No corren buenos tiempos para las revistas culturales. Muchas han cerrado y otras tantas están abocadas a hacerlo en breve. Podemos echar la culpa a muchas cosas pero la más evidente es que no tienen lectores. Tal vez la política de subvenciones, ahora difunta, hizo que no se preocuparan mucho por buscarlos, y de ahí que no siempre la calidad de las revistas que llegaban a los quioscos o las librerías fuera alta. Pero el caso es que las revistas vivían su particular burbuja, una abundancia basada más en la subvención que en la venta directa, en la compra institucional que en lectores reales. En resumen: no han sabido hacerse necesarias.
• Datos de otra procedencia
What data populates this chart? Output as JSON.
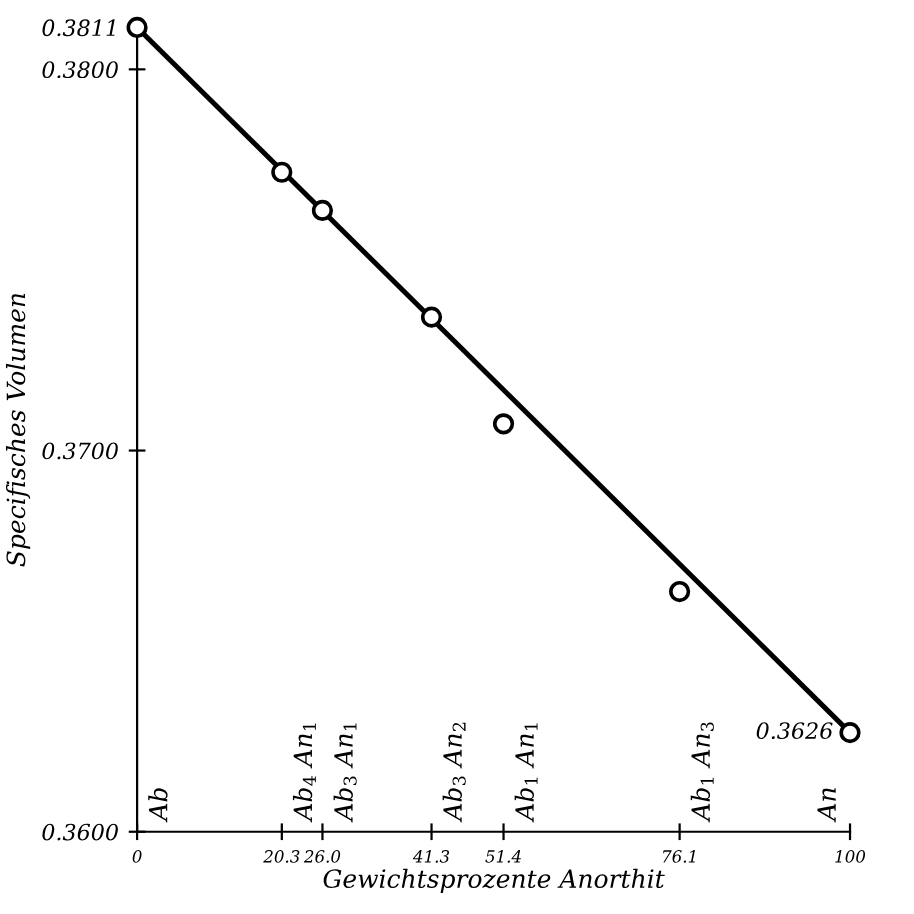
{
  "chart_data": {
    "type": "scatter",
    "xlabel": "Gewichtsprozente Anorthit",
    "ylabel": "Specifisches Volumen",
    "xlim": [
      0,
      100
    ],
    "ylim": [
      0.36,
      0.3811
    ],
    "xticks": [
      0,
      {
        "value": 20.3,
        "label": "20.3"
      },
      {
        "value": 26.0,
        "label": "26.0"
      },
      41.3,
      51.4,
      76.1,
      100
    ],
    "yticks": [
      {
        "value": 0.36,
        "label": "0.3600"
      },
      {
        "value": 0.37,
        "label": "0.3700"
      },
      {
        "value": 0.38,
        "label": "0.3800"
      },
      0.3811
    ],
    "grid": false,
    "legend": false,
    "marker": "circle",
    "series": [
      {
        "type": "line",
        "color": "#000000",
        "x": [
          0,
          100
        ],
        "values": [
          0.3811,
          0.3626
        ],
        "marker": "none"
      },
      {
        "color": "#000000",
        "x": [
          0,
          20.3,
          26.0,
          41.3,
          51.4,
          76.1,
          100
        ],
        "values": [
          0.3811,
          0.3773,
          0.3763,
          0.3735,
          0.3707,
          0.3663,
          0.3626
        ],
        "value_labels": [
          null,
          null,
          null,
          null,
          null,
          null,
          "0.3626"
        ]
      }
    ],
    "annotations": [
      "Ab",
      "Ab$_{4}$ An$_{1}$",
      "Ab$_{3}$ An$_{1}$",
      "Ab$_{3}$ An$_{2}$",
      "Ab$_{1}$ An$_{1}$",
      "Ab$_{1}$ An$_{3}$",
      "An"
    ]
  }
}
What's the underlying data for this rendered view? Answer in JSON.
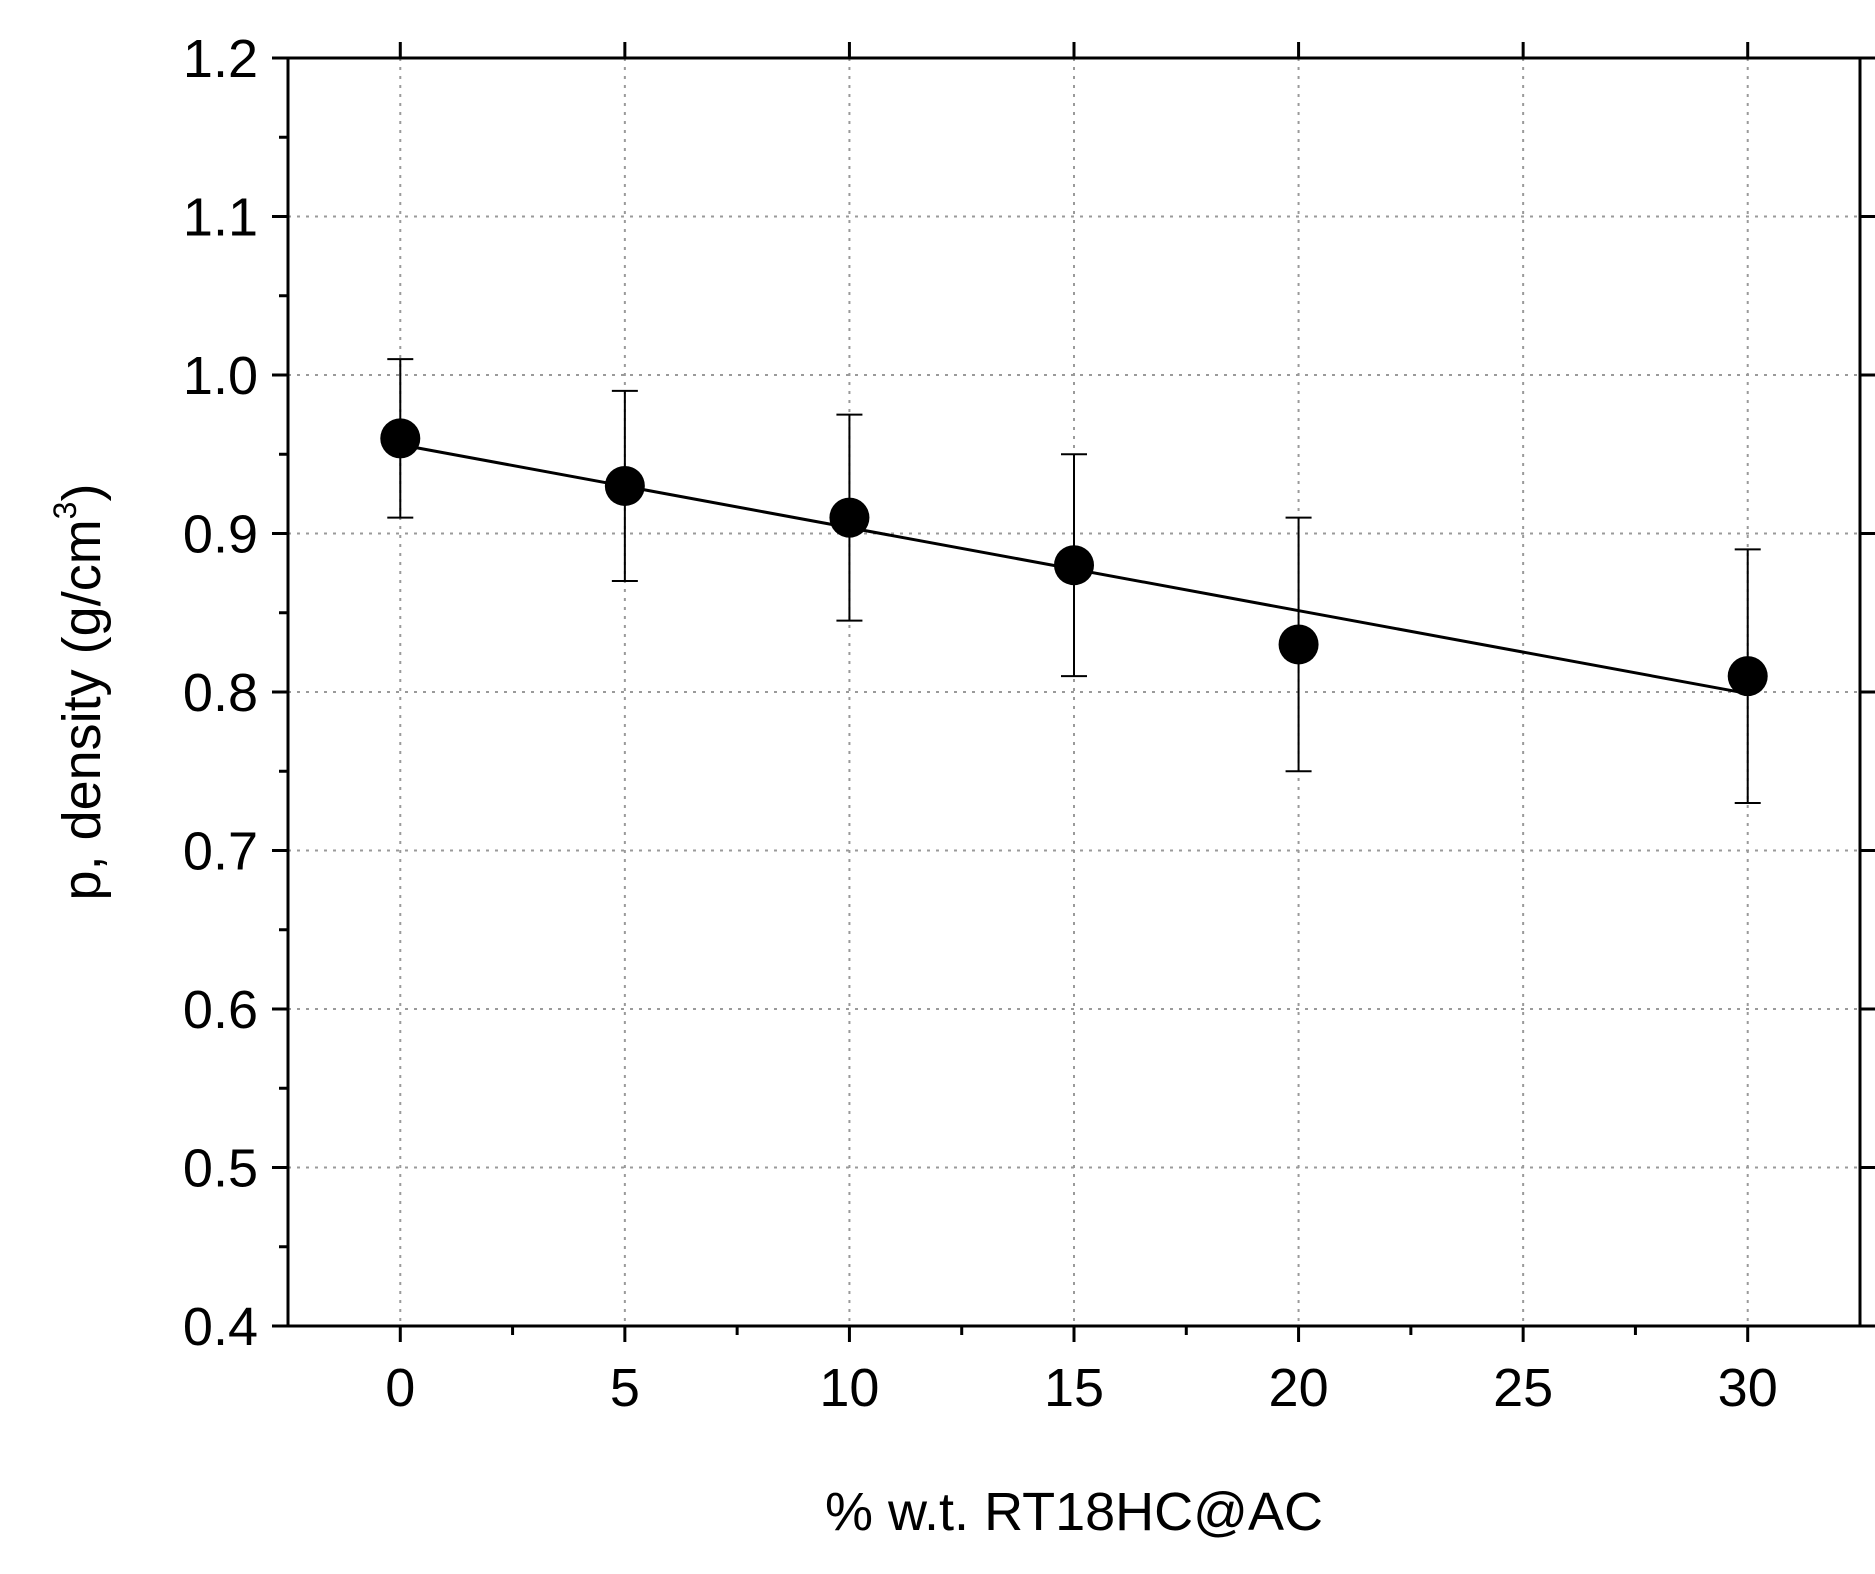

Habrá quien eche la culpa a la irrupción de internet. Si uno piensa en la poesía, antes las revistas cumplían su función como un foro en el que cada uno presentaba sus últimos poemas, en el que convivían autores consagrados (quiera eso decir lo que quiera decir) con quienes daban a la imprenta sus primeros versos. En internet, su lugar lo han ocupado los blogs, sustituyendo la charla por el monólogo. En la revista, los poemas de distintos autores dialogan; en el blog, cada uno nos suelta su monólogo sin nadie que le frene o le matice. Esto, creo, es un empobrecimiento, aunque los poetas, ya se sabe, siempre han sido más de monologar. Una revista de poesía como lo fue Hélice, por ejemplo, urge en la poesía española. Tampoco andamos sobrados de revistas literarias más “generales”, aunque sí que de vez en cuando cae alguna buena noticia que otra. Estos días, Clarín llega a su número cien. Recuerdo aún el día que José Luis García Martín llegó a la tertulia Óliver con el encargo fresco de poner en marcha una revista que tomara el relevo de los míticos Cuadernos del Norte. El encargo venía de parte de Graciano García, por aquel entonces factótum de la Fundación Príncipe de Asturias y de Ediciones Nobel. La libertad sería total y la única condición que, creo recordar, puso JLGM era bien sencilla: los colaboradores cobrarían, pero él no. La aparición de Clarín afectó al que entonces era órgano escrito de la tertulia, la revista Reloj de arena, que no tardaría en desaparecer. Pero el cambio sin duda mereció la pena.



Son ya cien números en los que nunca han faltado un puñado de poemas originales, de traducciones, de prosa viajera y erudita, de paliques. Probablemente, del lado de esta sección crítica caiga el único fracaso de la revista: recuerdo bien que el empeño inicial de su director era que nadie aprovechase para dar palmaditas en la espalda a sus amigos, que las críticas fueran sinceras, elaboradas y directas, que nadie tuviera miedo a cargarse a un autor conocido si creía que lo merecía y era capaz de razonarlo y que las loas vinieran siempre de quien no fuera sospechoso de estar pagando o mereciendo algún favor. Esto, desde luego, no se ha conseguido, pero en descargo de la revista y de su director (poco sospechoso de cualquiera de estos pecados, más bien del contrario: nunca he conocido a nadie que con tanto incomprensible empeño se vanagloriase de cada nuevo enemigo, de cada vieja amistad perdida) debe decirse que el medio crítico español es así de pusilánime, siestero y roncón: en este país, de momento, no hay otra cosa que hacer. Si algo no te gusta, mejor te callas, que nunca sabes quién va a dirigir mañana un ciclo de lecturas o un panfleto municipal. Culpa no sólo de esos críticos, sino también de los autores (cuando ambos no son una misma cosa) incapaces en su mayoría de entender una crítica como un asunto de discusión literaria y no de ataque personal.



Sólo eso en el debe. La lista de lo que nosotros le debemos a Clarín es mucho más amplia. Siempre es un cofre abierto a nuestra curiosidad. Lo mismo ha sido el primer lugar en el que hemos leído unos inéditos de Bécquer que el que se ha atrevido a poner en solfa la autenticidad de tal o cual clásico o autoría castellano o catalán. Hemos descubierto a poetas nuevos y leído anticipadamente los versos nuevos de los que ya nos gustaban. Biografías y viajes, acercamientos y alejamientos... Larga vida a Clarín, como a Turia, como a tantas (pocas, pero resistentes) revistas que nos hacen más llevadero el vacío que nos queda entre libro y libro.